EEG activity during movement planning encodes upcoming peak speed and acceleration and improves the accuracy in predicting hand kinematics.

The relationship between movement kinematics and human brain activity is an important and fundamental question for the development of neural prosthesis. The peak velocity and the peak acceleration could best reflect the feedforward-type movement; thus, it is worthwhile to investigate them further. Most related studies focused on the correlation between kinematics and brain activity during the movement execution or imagery. However, human movement is the result of the motor planning phase as well as the execution phase and researchers have demonstrated that statistical correlations exist between EEG activity during the motor planning and the peak velocity and the peak acceleration using grand-average analysis.

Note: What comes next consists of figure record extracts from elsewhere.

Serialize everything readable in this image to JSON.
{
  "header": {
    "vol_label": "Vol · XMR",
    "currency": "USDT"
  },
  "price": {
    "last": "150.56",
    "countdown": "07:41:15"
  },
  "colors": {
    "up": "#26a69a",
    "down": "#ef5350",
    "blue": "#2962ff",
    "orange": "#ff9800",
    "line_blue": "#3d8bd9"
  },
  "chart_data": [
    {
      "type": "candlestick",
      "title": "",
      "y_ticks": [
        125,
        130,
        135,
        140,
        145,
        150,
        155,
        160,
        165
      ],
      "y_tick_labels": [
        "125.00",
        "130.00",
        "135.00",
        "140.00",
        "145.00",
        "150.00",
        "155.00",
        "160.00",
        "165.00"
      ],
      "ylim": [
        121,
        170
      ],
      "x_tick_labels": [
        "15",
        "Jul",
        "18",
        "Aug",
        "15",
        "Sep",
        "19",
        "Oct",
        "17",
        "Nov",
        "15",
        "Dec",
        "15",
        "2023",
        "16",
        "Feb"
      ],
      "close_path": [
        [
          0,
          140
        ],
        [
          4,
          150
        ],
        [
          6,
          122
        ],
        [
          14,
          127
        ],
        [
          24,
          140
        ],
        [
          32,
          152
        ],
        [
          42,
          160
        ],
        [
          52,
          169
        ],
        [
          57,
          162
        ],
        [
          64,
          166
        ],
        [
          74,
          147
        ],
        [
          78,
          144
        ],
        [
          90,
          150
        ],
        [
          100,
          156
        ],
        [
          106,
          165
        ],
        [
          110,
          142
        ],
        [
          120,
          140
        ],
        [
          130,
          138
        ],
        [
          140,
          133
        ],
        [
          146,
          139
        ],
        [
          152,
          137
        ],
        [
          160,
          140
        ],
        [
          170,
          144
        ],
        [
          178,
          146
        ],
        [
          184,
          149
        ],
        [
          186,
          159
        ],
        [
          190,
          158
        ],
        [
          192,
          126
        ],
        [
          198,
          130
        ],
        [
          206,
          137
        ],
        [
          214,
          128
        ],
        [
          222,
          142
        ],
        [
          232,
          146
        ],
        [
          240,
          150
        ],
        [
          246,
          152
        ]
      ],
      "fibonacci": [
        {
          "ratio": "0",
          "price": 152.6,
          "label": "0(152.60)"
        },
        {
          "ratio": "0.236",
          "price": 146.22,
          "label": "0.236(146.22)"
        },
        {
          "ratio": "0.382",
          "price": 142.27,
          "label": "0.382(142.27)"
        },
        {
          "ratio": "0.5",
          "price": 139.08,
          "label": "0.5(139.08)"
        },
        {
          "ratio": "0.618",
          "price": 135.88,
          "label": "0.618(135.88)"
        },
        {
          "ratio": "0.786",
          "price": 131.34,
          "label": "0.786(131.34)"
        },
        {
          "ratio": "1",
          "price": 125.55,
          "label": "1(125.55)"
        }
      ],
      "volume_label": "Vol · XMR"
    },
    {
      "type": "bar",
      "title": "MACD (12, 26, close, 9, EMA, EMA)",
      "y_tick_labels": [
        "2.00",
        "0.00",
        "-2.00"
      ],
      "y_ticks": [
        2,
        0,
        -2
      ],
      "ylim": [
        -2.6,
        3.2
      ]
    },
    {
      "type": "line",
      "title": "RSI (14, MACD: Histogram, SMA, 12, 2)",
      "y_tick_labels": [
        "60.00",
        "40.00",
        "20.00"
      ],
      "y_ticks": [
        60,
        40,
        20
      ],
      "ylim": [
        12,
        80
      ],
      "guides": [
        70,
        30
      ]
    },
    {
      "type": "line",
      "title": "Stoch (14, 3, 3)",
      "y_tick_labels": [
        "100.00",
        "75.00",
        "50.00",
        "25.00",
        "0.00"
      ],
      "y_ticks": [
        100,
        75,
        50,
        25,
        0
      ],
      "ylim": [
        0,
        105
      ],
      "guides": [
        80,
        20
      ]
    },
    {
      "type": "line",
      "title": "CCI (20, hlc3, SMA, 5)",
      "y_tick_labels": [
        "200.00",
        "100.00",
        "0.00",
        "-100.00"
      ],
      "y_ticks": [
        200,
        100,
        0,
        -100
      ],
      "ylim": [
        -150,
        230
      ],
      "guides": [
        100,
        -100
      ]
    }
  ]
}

In this paper, we examined whether the correlations were concealed in trial-to-trial decoding from the low signal-to-noise ratio of EEG activity. The alpha and beta powers from the movement planning phase were combined with the alpha and beta powers from the movement execution phase to predict the peak tangential speed and acceleration. The results showed that EEG activity from the motor planning phase could also predict the peak speed and the peak acceleration with a reasonable accuracy. Furthermore, the decoding accuracy of the peak speed and the peak acceleration could both be improved by combining band powers from the motor planning phase with the band powers from the movement execution.